Gomi took a step back. "Move!"
But it was too late.
The ground erupted.
A hand of molten rock burst upward, massive and writhing, its surface crawling with the screaming faces of the dead. The smell of sulfur and burning flesh flooded the air as the molten hand slammed down toward them.
Hosogiri dove left. Hoguro right. Gomi didn't move. He charged forward, his blade unsheathed in a blur of black steel. The impact of his strike split the lava hand, scattering molten shards that hissed as they struck the ground — but the fragments didn't die. They crawled. They screamed. They reformed.
And then, there were more.
Dozens. Hundreds.
Hands, arms, torsos — all rising from the ground, each one a vessel of suffering, each one stitched together from the burning souls buried in this cursed land.
Hoko raised his arms high, crimson robes billowing as he laughed softly — not in mockery, but in sorrow. "You call me a parasite," he murmured. "But this is my body. The blood of this land is mine — the rage, the regret, the endless pain. I didn't create it. I inherited it."
"You feed on it!" Gomi snarled, his blade catching flame from the molten air.
"I preserve it," Hoko whispered. "Because someone must remember."
And then he vanished — dissolving into shimmering heat.
A moment later, he was behind Gomi, fingers brushing the Oni's shoulder before Gomi spun, slicing through empty air.
The voice came from everywhere now — the molten walls, the fissures, the fire.
"Tell me, Oni King — how many souls have you cut down in your lifetime? How many begged you before they burned?"

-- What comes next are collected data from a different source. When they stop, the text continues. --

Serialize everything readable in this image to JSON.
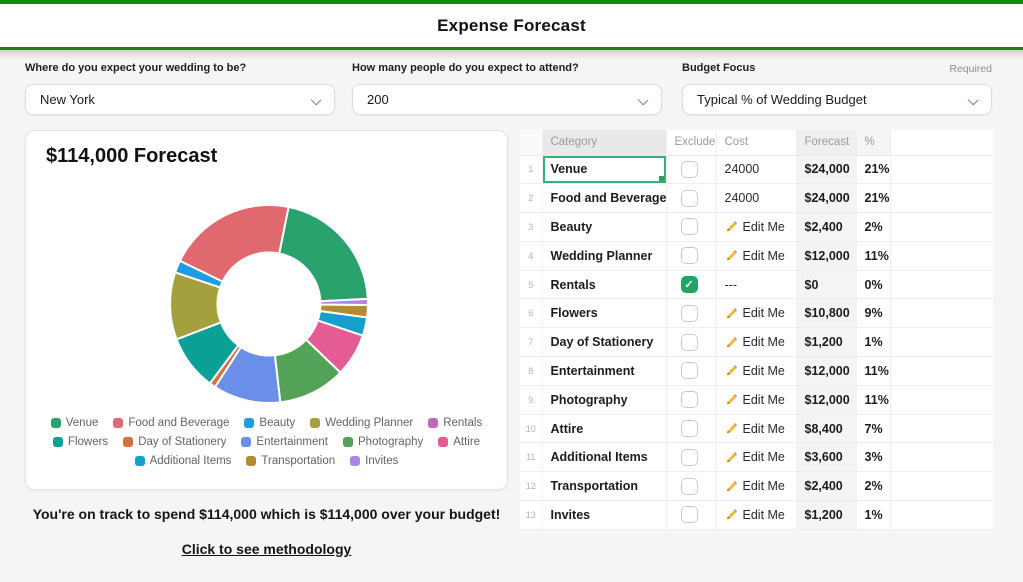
{
  "header": {
    "title": "Expense Forecast"
  },
  "form": {
    "fields": [
      {
        "label": "Where do you expect your wedding to be?",
        "value": "New York"
      },
      {
        "label": "How many people do you expect to attend?",
        "value": "200"
      },
      {
        "label": "Budget Focus",
        "value": "Typical % of Wedding Budget",
        "required": "Required"
      }
    ]
  },
  "chart_data": {
    "type": "pie",
    "subtype": "doughnut",
    "title": "$114,000 Forecast",
    "categories": [
      "Venue",
      "Food and Beverage",
      "Beauty",
      "Wedding Planner",
      "Rentals",
      "Flowers",
      "Day of Stationery",
      "Entertainment",
      "Photography",
      "Attire",
      "Additional Items",
      "Transportation",
      "Invites"
    ],
    "values": [
      24000,
      24000,
      2400,
      12000,
      0,
      10800,
      1200,
      12000,
      12000,
      8400,
      3600,
      2400,
      1200
    ],
    "percents": [
      21,
      21,
      2,
      11,
      0,
      9,
      1,
      11,
      11,
      7,
      3,
      2,
      1
    ],
    "colors": [
      "#2aa26d",
      "#e0696f",
      "#1e9ce0",
      "#a4a03d",
      "#c467b9",
      "#0aa096",
      "#d4703c",
      "#6b8fe8",
      "#53a257",
      "#e55b93",
      "#14a0ca",
      "#b18d2f",
      "#ae85e5"
    ],
    "total_label": "$114,000",
    "inner_radius_ratio": 0.52,
    "start_angle_deg": 87,
    "direction": "counterclockwise",
    "legend_position": "bottom",
    "accent_color": "#0e8b0e"
  },
  "table": {
    "headers": {
      "category": "Category",
      "exclude": "Exclude",
      "cost": "Cost",
      "forecast": "Forecast",
      "pct": "%"
    },
    "edit_label": "Edit Me",
    "rows": [
      {
        "num": "1",
        "category": "Venue",
        "excluded": false,
        "cost_type": "number",
        "cost_text": "24000",
        "forecast": "$24,000",
        "pct": "21%",
        "selected": true
      },
      {
        "num": "2",
        "category": "Food and Beverage",
        "excluded": false,
        "cost_type": "number",
        "cost_text": "24000",
        "forecast": "$24,000",
        "pct": "21%",
        "selected": false
      },
      {
        "num": "3",
        "category": "Beauty",
        "excluded": false,
        "cost_type": "edit",
        "cost_text": "Edit Me",
        "forecast": "$2,400",
        "pct": "2%",
        "selected": false
      },
      {
        "num": "4",
        "category": "Wedding Planner",
        "excluded": false,
        "cost_type": "edit",
        "cost_text": "Edit Me",
        "forecast": "$12,000",
        "pct": "11%",
        "selected": false
      },
      {
        "num": "5",
        "category": "Rentals",
        "excluded": true,
        "cost_type": "dash",
        "cost_text": "---",
        "forecast": "$0",
        "pct": "0%",
        "selected": false
      },
      {
        "num": "6",
        "category": "Flowers",
        "excluded": false,
        "cost_type": "edit",
        "cost_text": "Edit Me",
        "forecast": "$10,800",
        "pct": "9%",
        "selected": false
      },
      {
        "num": "7",
        "category": "Day of Stationery",
        "excluded": false,
        "cost_type": "edit",
        "cost_text": "Edit Me",
        "forecast": "$1,200",
        "pct": "1%",
        "selected": false
      },
      {
        "num": "8",
        "category": "Entertainment",
        "excluded": false,
        "cost_type": "edit",
        "cost_text": "Edit Me",
        "forecast": "$12,000",
        "pct": "11%",
        "selected": false
      },
      {
        "num": "9",
        "category": "Photography",
        "excluded": false,
        "cost_type": "edit",
        "cost_text": "Edit Me",
        "forecast": "$12,000",
        "pct": "11%",
        "selected": false
      },
      {
        "num": "10",
        "category": "Attire",
        "excluded": false,
        "cost_type": "edit",
        "cost_text": "Edit Me",
        "forecast": "$8,400",
        "pct": "7%",
        "selected": false
      },
      {
        "num": "11",
        "category": "Additional Items",
        "excluded": false,
        "cost_type": "edit",
        "cost_text": "Edit Me",
        "forecast": "$3,600",
        "pct": "3%",
        "selected": false
      },
      {
        "num": "12",
        "category": "Transportation",
        "excluded": false,
        "cost_type": "edit",
        "cost_text": "Edit Me",
        "forecast": "$2,400",
        "pct": "2%",
        "selected": false
      },
      {
        "num": "13",
        "category": "Invites",
        "excluded": false,
        "cost_type": "edit",
        "cost_text": "Edit Me",
        "forecast": "$1,200",
        "pct": "1%",
        "selected": false
      }
    ]
  },
  "footer": {
    "summary": "You're on track to spend $114,000 which is $114,000 over your budget!",
    "link": "Click to see methodology"
  }
}
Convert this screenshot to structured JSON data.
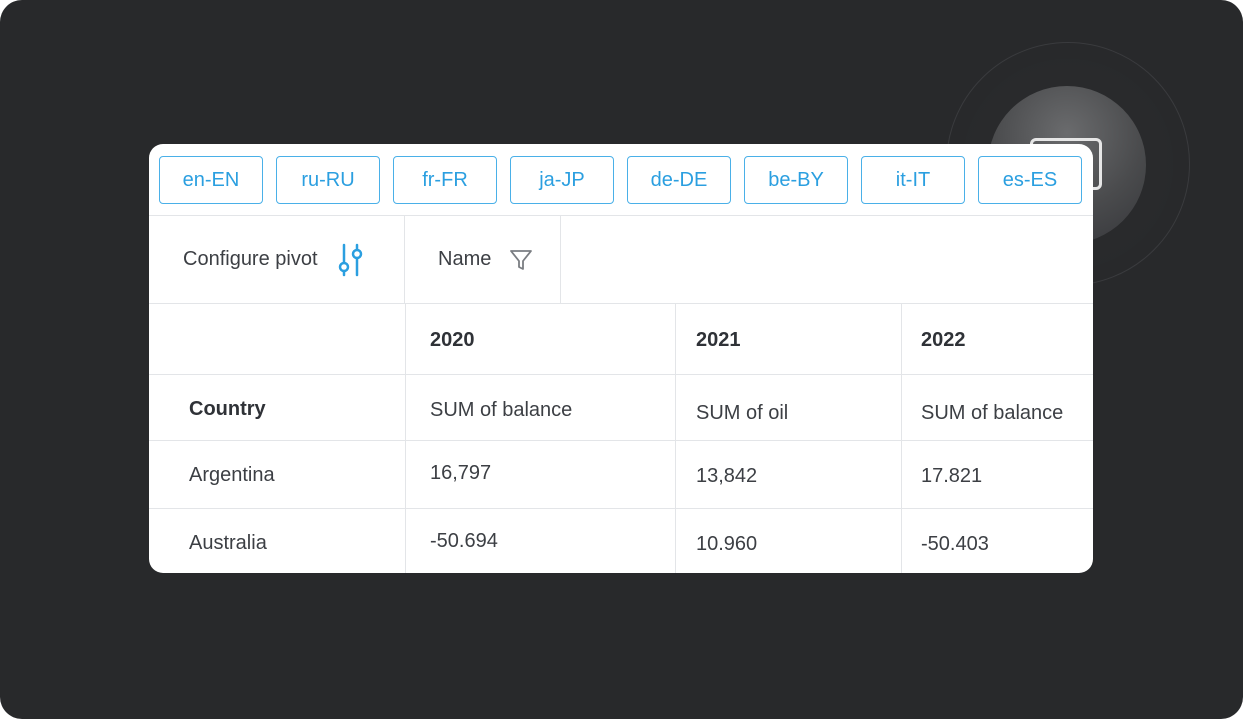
{
  "locales": [
    "en-EN",
    "ru-RU",
    "fr-FR",
    "ja-JP",
    "de-DE",
    "be-BY",
    "it-IT",
    "es-ES"
  ],
  "toolbar": {
    "configure_label": "Configure pivot",
    "name_filter_label": "Name"
  },
  "pivot": {
    "years": [
      "2020",
      "2021",
      "2022"
    ],
    "row_header": "Country",
    "measures": [
      "SUM of balance",
      "SUM of oil",
      "SUM of balance"
    ],
    "rows": [
      {
        "country": "Argentina",
        "values": [
          "16,797",
          "13,842",
          "17.821"
        ]
      },
      {
        "country": "Australia",
        "values": [
          "-50.694",
          "10.960",
          "-50.403"
        ]
      }
    ]
  },
  "colors": {
    "accent": "#2b9fe0",
    "background": "#28292b",
    "card": "#ffffff"
  }
}
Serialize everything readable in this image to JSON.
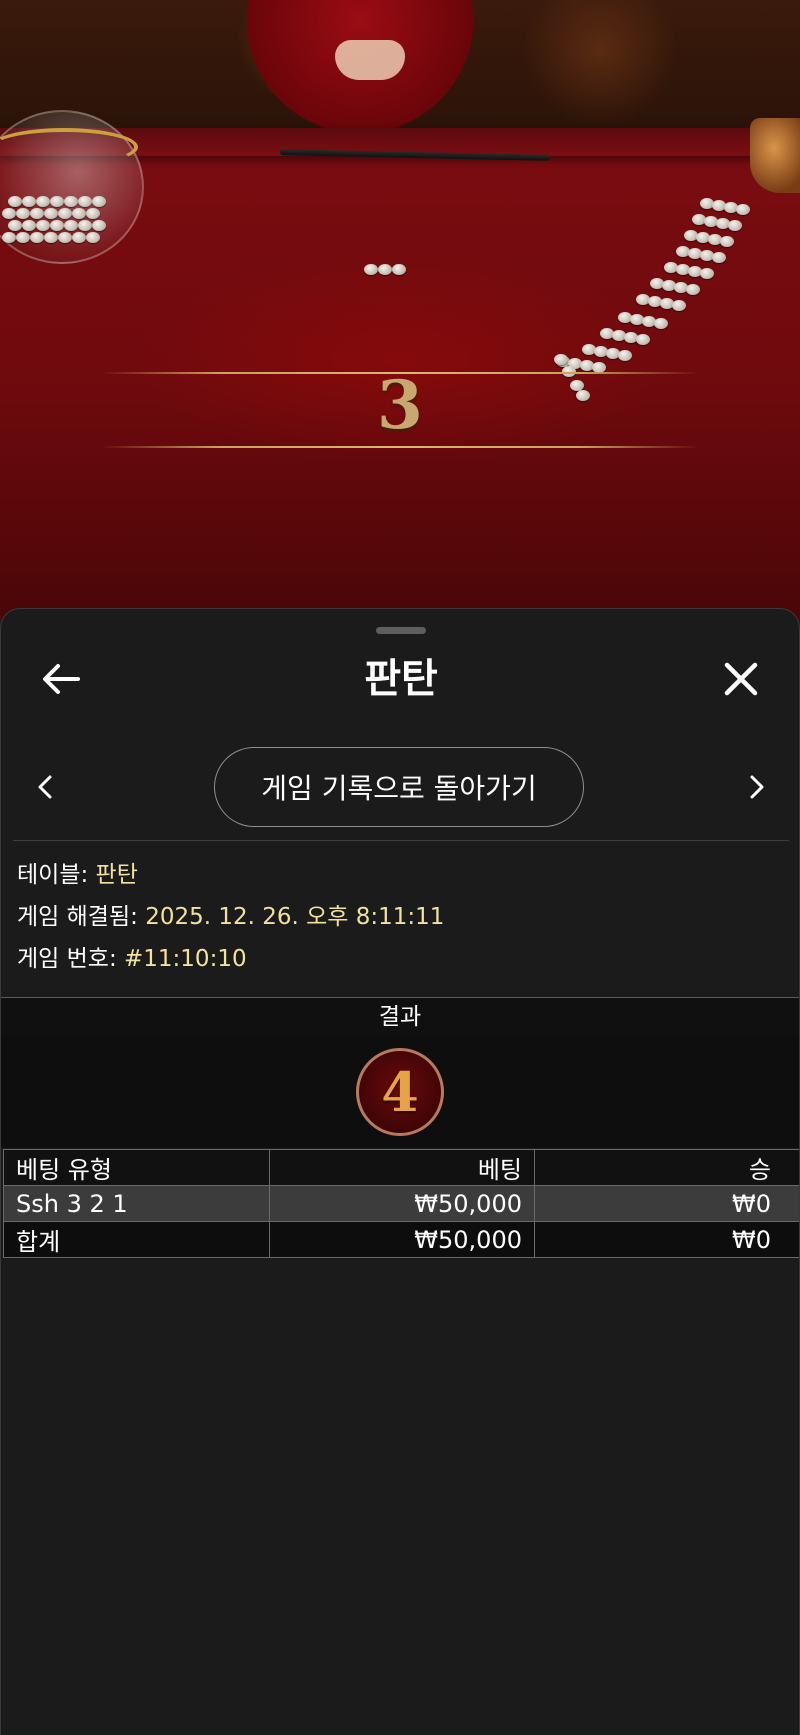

Gomi's breath hitched — the question pierced too close.
Hosogiri shouted, "Ignore him, Gomi!"
But Gomi couldn't. His sword trembled. His heart burned.
The molten ground rippled, and faces began to surface — faces he recognized. Soldiers he'd slain. People who'd cursed his name entirely. Children who'd screamed before the flames took them.
They spoke his name.
Over and over.
"Gomi."
"Gomi."
"Why?"
He fell to one knee.
The heat pressed down on him, the memories flooding like acid through his veins.
Hoguro stumbled to his side, shaking him. "Gomi! Listen to me — it's an illusion. He's pulling your past from your aura. You have to—"
"I can see them," Gomi muttered, voice hollow. "All of them."
The faces began to melt, forming one enormous shape — a creature of molten sorrow, its torso rising high into the smoke-filled air. It had no eyes, only a mouth stretching endlessly, weeping red fire.
Hoko's voice trembled with awe. "Behold, Oni King. The sum of your sins."
Hosogiri screamed, "Gomi, MOVE!"
But instead of retreating, Gomi charged forward.
Every strike split open memory. Every cut shattered a scream. The creature wailed — a thousand voices, breaking, begging, loving, dying.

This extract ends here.